Envisioning New Models

The future will be different but with opportunities that are limitless for the work that journalists do. The Internet is a voracious beast, never satisfied with the amount of “content” it can offer. Sadly, the loss at news organizations of thousands of journalists means that what they could have contributed to these new models emerging on the Web won’t be a part of this change.

Yet a pressing need remains for the crucial and critical role journalists have long played in their public service capacities as news and information gatherer, watchdog and investigator. What journalists do has shaped history, explained complex issues, irritated those who abuse their positions of power, and delighted those who consume it. Today and into the future, with the help of the Web, emerging technologies and new partnerships, the impact, global reach and community engagement with what journalists do will be enormous. And the extent of journalism’s influence will be based—as it always has been—on its core values of credibility, quality and service.

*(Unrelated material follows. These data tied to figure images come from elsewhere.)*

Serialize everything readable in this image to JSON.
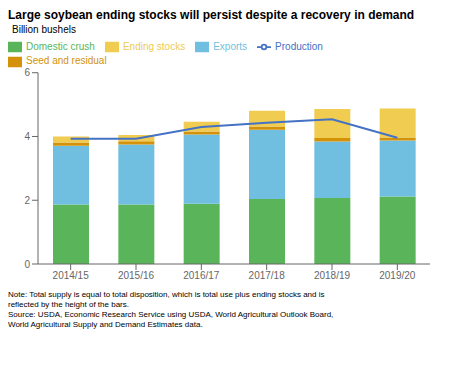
{
  "chart_data": {
    "type": "bar",
    "title": "Large soybean ending stocks will persist despite a recovery in demand",
    "ylabel": "Billion bushels",
    "note": "Note: Total supply is equal to total disposition, which is total use plus ending stocks and is\nreflected by the height of the bars.\nSource: USDA, Economic Research Service using USDA, World Agricultural Outlook Board,\nWorld Agricultural Supply and Demand Estimates data.",
    "categories": [
      "2014/15",
      "2015/16",
      "2016/17",
      "2017/18",
      "2018/19",
      "2019/20"
    ],
    "stacked": true,
    "series": [
      {
        "name": "Domestic crush",
        "type": "bar",
        "color": "#5ab55a",
        "values": [
          1.87,
          1.87,
          1.89,
          2.04,
          2.07,
          2.12
        ]
      },
      {
        "name": "Exports",
        "type": "bar",
        "color": "#70bfe0",
        "values": [
          1.84,
          1.88,
          2.17,
          2.17,
          1.77,
          1.75
        ]
      },
      {
        "name": "Seed and residual",
        "type": "bar",
        "color": "#d4920a",
        "values": [
          0.1,
          0.1,
          0.1,
          0.1,
          0.11,
          0.1
        ]
      },
      {
        "name": "Ending stocks",
        "type": "bar",
        "color": "#f0cc50",
        "values": [
          0.19,
          0.2,
          0.3,
          0.5,
          0.91,
          0.91
        ]
      },
      {
        "name": "Production",
        "type": "line",
        "color": "#4472c4",
        "values": [
          3.93,
          3.93,
          4.3,
          4.43,
          4.54,
          3.96
        ]
      }
    ],
    "ylim": [
      0,
      6
    ],
    "yticks": [
      0,
      2,
      4,
      6
    ],
    "grid": false,
    "legend": "upper left"
  }
}
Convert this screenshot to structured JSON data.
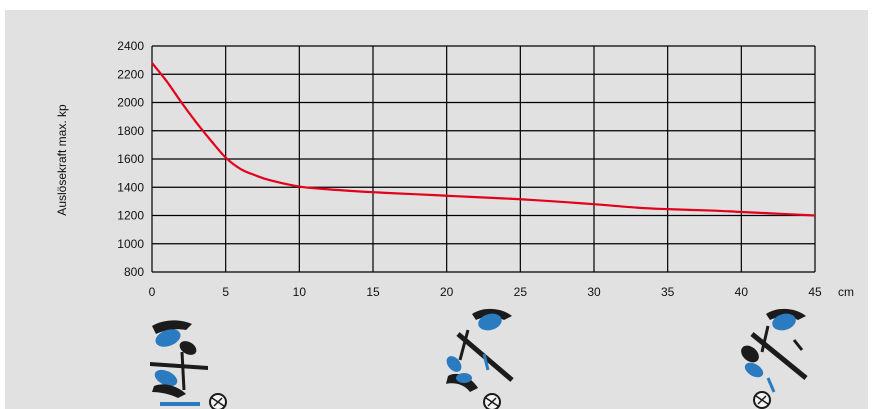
{
  "chart_data": {
    "type": "line",
    "title": "",
    "ylabel": "Auslösekraft max. kp",
    "xlabel": "cm",
    "xlim": [
      0,
      45
    ],
    "ylim": [
      800,
      2400
    ],
    "x_ticks": [
      "0",
      "5",
      "10",
      "15",
      "20",
      "25",
      "30",
      "35",
      "40",
      "45"
    ],
    "y_ticks": [
      "800",
      "1000",
      "1200",
      "1400",
      "1600",
      "1800",
      "2000",
      "2200",
      "2400"
    ],
    "grid": true,
    "series": [
      {
        "color": "#e3001b",
        "x": [
          0,
          1,
          2,
          3,
          4,
          5,
          6,
          7,
          8,
          10,
          12,
          15,
          18,
          20,
          22,
          25,
          28,
          30,
          33,
          35,
          38,
          40,
          43,
          45
        ],
        "y": [
          2280,
          2150,
          2000,
          1860,
          1730,
          1610,
          1530,
          1485,
          1450,
          1405,
          1385,
          1365,
          1350,
          1340,
          1330,
          1315,
          1295,
          1280,
          1255,
          1245,
          1235,
          1225,
          1210,
          1200
        ]
      }
    ]
  },
  "colors": {
    "background": "#e1e1e1",
    "curve": "#e3001b",
    "grid": "#000000",
    "figure_blue": "#2a7bc0",
    "figure_dark": "#1b1b1b"
  },
  "illustrations": [
    "skier-fall-icon",
    "skier-fall-icon",
    "skier-fall-icon"
  ]
}
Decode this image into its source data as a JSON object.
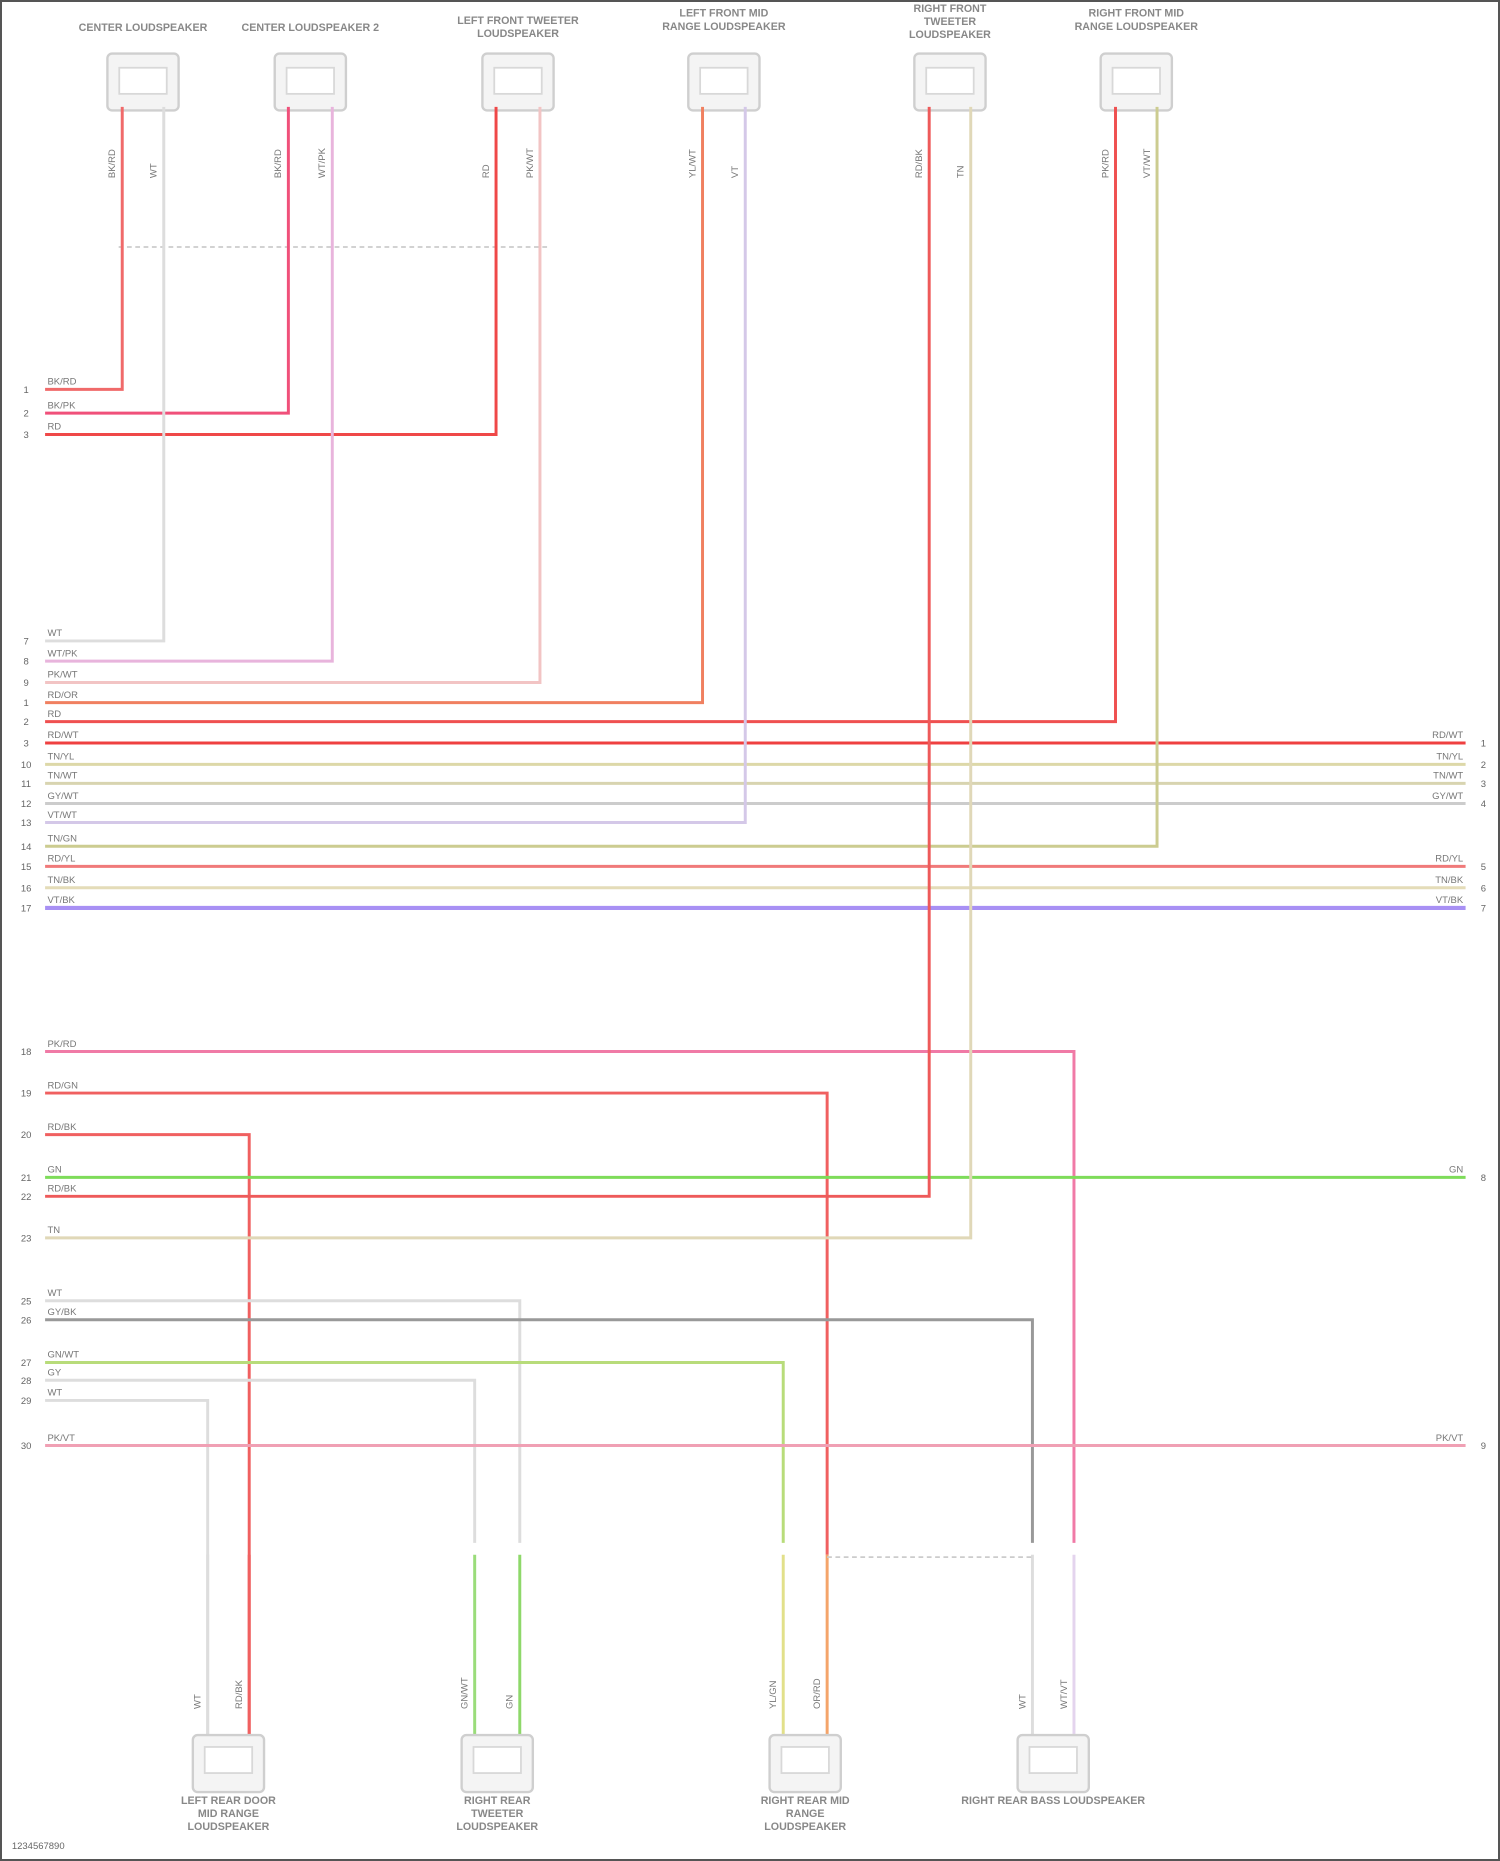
{
  "diagram": {
    "footer_id": "1234567890",
    "top_connectors": [
      {
        "label": "CENTER LOUDSPEAKER",
        "wires": [
          {
            "code": "BK/RD",
            "color": "#f06a6a"
          },
          {
            "code": "WT",
            "color": "#dddddd"
          }
        ]
      },
      {
        "label": "CENTER LOUDSPEAKER 2",
        "wires": [
          {
            "code": "BK/RD",
            "color": "#f0507a"
          },
          {
            "code": "WT/PK",
            "color": "#e8b4dc"
          }
        ]
      },
      {
        "label": "LEFT FRONT TWEETER LOUDSPEAKER",
        "wires": [
          {
            "code": "RD",
            "color": "#ef4848"
          },
          {
            "code": "PK/WT",
            "color": "#f2c4c4"
          }
        ]
      },
      {
        "label": "LEFT FRONT MID RANGE LOUDSPEAKER",
        "wires": [
          {
            "code": "YL/WT",
            "color": "#eeeeb0"
          },
          {
            "code": "VT",
            "color": "#c8b4f4"
          }
        ]
      },
      {
        "label": "RIGHT FRONT TWEETER LOUDSPEAKER",
        "wires": [
          {
            "code": "RD/BK",
            "color": "#ee5a5a"
          },
          {
            "code": "TN",
            "color": "#e0d8b8"
          }
        ]
      },
      {
        "label": "RIGHT FRONT MID RANGE LOUDSPEAKER",
        "wires": [
          {
            "code": "PK/RD",
            "color": "#f07aa6"
          },
          {
            "code": "VT/WT",
            "color": "#c89af0"
          }
        ]
      }
    ],
    "bottom_connectors": [
      {
        "label": "LEFT REAR DOOR MID RANGE LOUDSPEAKER",
        "wires": [
          {
            "code": "WT",
            "color": "#dddddd"
          },
          {
            "code": "RD/BK",
            "color": "#f06060"
          }
        ]
      },
      {
        "label": "RIGHT REAR TWEETER LOUDSPEAKER",
        "wires": [
          {
            "code": "GN/WT",
            "color": "#9adc7a"
          },
          {
            "code": "GN",
            "color": "#8ed86a"
          }
        ]
      },
      {
        "label": "RIGHT REAR MID RANGE LOUDSPEAKER",
        "wires": [
          {
            "code": "YL/GN",
            "color": "#e2e08a"
          },
          {
            "code": "OR/RD",
            "color": "#f4a46a"
          }
        ]
      },
      {
        "label": "RIGHT REAR BASS LOUDSPEAKER",
        "wires": [
          {
            "code": "WT",
            "color": "#dddddd"
          },
          {
            "code": "WT/VT",
            "color": "#e4d4ee"
          }
        ]
      }
    ],
    "left_terminals": [
      {
        "pin": "1",
        "code": "BK/RD",
        "color": "#f06a6a"
      },
      {
        "pin": "2",
        "code": "BK/PK",
        "color": "#f0507a"
      },
      {
        "pin": "3",
        "code": "RD",
        "color": "#ef4848"
      },
      {
        "pin": "7",
        "code": "WT",
        "color": "#dddddd"
      },
      {
        "pin": "8",
        "code": "WT/PK",
        "color": "#e8b4dc"
      },
      {
        "pin": "9",
        "code": "PK/WT",
        "color": "#f2c4c4"
      },
      {
        "pin": "1",
        "code": "RD/OR",
        "color": "#f08060"
      },
      {
        "pin": "2",
        "code": "RD",
        "color": "#ef5050"
      },
      {
        "pin": "3",
        "code": "RD/WT",
        "color": "#ef4040"
      },
      {
        "pin": "10",
        "code": "TN/YL",
        "color": "#ddd8a8"
      },
      {
        "pin": "11",
        "code": "TN/WT",
        "color": "#d8d4b0"
      },
      {
        "pin": "12",
        "code": "GY/WT",
        "color": "#cccccc"
      },
      {
        "pin": "13",
        "code": "VT/WT",
        "color": "#d4c8e8"
      },
      {
        "pin": "14",
        "code": "TN/GN",
        "color": "#cccc90"
      },
      {
        "pin": "15",
        "code": "RD/YL",
        "color": "#f07a7a"
      },
      {
        "pin": "16",
        "code": "TN/BK",
        "color": "#e4dcb8"
      },
      {
        "pin": "17",
        "code": "VT/BK",
        "color": "#a890f4"
      },
      {
        "pin": "18",
        "code": "PK/RD",
        "color": "#f07aa6"
      },
      {
        "pin": "19",
        "code": "RD/GN",
        "color": "#f06060"
      },
      {
        "pin": "20",
        "code": "RD/BK",
        "color": "#f06060"
      },
      {
        "pin": "21",
        "code": "GN",
        "color": "#7edc5a"
      },
      {
        "pin": "22",
        "code": "RD/BK",
        "color": "#ee5a5a"
      },
      {
        "pin": "23",
        "code": "TN",
        "color": "#e0d8b8"
      },
      {
        "pin": "25",
        "code": "WT",
        "color": "#dddddd"
      },
      {
        "pin": "26",
        "code": "GY/BK",
        "color": "#999999"
      },
      {
        "pin": "27",
        "code": "GN/WT",
        "color": "#b8dc7a"
      },
      {
        "pin": "28",
        "code": "GY",
        "color": "#dddddd"
      },
      {
        "pin": "29",
        "code": "WT",
        "color": "#dddddd"
      },
      {
        "pin": "30",
        "code": "PK/VT",
        "color": "#f0a0b4"
      }
    ],
    "right_terminals": [
      {
        "pin": "1",
        "code": "RD/WT"
      },
      {
        "pin": "2",
        "code": "TN/YL"
      },
      {
        "pin": "3",
        "code": "TN/WT"
      },
      {
        "pin": "4",
        "code": "GY/WT"
      },
      {
        "pin": "5",
        "code": "RD/YL"
      },
      {
        "pin": "6",
        "code": "TN/BK"
      },
      {
        "pin": "7",
        "code": "VT/BK"
      },
      {
        "pin": "8",
        "code": "GN"
      },
      {
        "pin": "9",
        "code": "PK/VT"
      }
    ]
  }
}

What will new models look and be like? This book offers suggestions and vision, and I come away from reading it with the belief that the crucial element determining success will be the strength of emerging relationships among those whose money will support the journalistic enterprise and those who create the product. They will need to arrive at a sense of shared values and passion about what their journalistic enterprise is and the value it holds—not expressed in monetary terms alone. To use the term “news organization” does not begin to describe the potential opportunities I see ahead for these new ventures. “Publishing” partnerships will be formed and collaborations among news organizations—though these might look very different than we think of them today—will be crucial.

Creating these organizations—using a new DNA—will be easier than the slow transition we are witnessing today with the “old model” organizations. Energy increases when we become engaged in building something new instead of feeling demoralized as institutions we once valued so highly are being destroyed by our own cannibalization.

I have faith that new models of journalism are going to fly out of this whirlpool of change and be successful. Ten years ago Google wasn’t even in our vocabulary. Ditto Craigslist and Facebook and MySpace and YouTube.

Journalism, as practiced at newspapers, is not dead. But journalists will need to salvage what is essential, figure out how to transform it to the new media, and become leaders in this period of upheaval. It will take men and women of vision and deep pockets, whose primary catalyst is not profit.

“I believe a newspaper is a civic asset, a civic trust,” says Eli Broad in John Nichols’ contribution to this book. “I see a role for foundations that are not totally bottom-line oriented somehow being involved in the newspaper industry and/or civic-minded families and others.”

This idea offers a possible solution—one we already see being tried in several online journalistic endeavors—if journalists do not let the agendas of their funders influence their work and undermine the credibility of these new enterprises. There are these inherent risks, and they must be dealt with, since there is no other choice. I’d argue that we cannot, as a nation, continue to lose thousands of journalists or sit back and watch the daily erosion of journalistic work on which we, as citizens, rely.

As journalists, we live in a time of crisis—offering the possibility of historic change—as we witness a pillar of our democracy being wounded and withering away. Great urgency and risk taking is called for to stem the collapse of what newspapers have stood for in our country’s past. We have no other choice.

Robert J. Rosenthal is the former editor of The Philadelphia Inquirer and former managing editor of the San Francisco Chronicle. He hopes to contribute to building a new media organization that takes advantage of all of the opportunities that lie ahead. In January he will become the Executive Director of the Center for Investigative Reporting in Berkeley.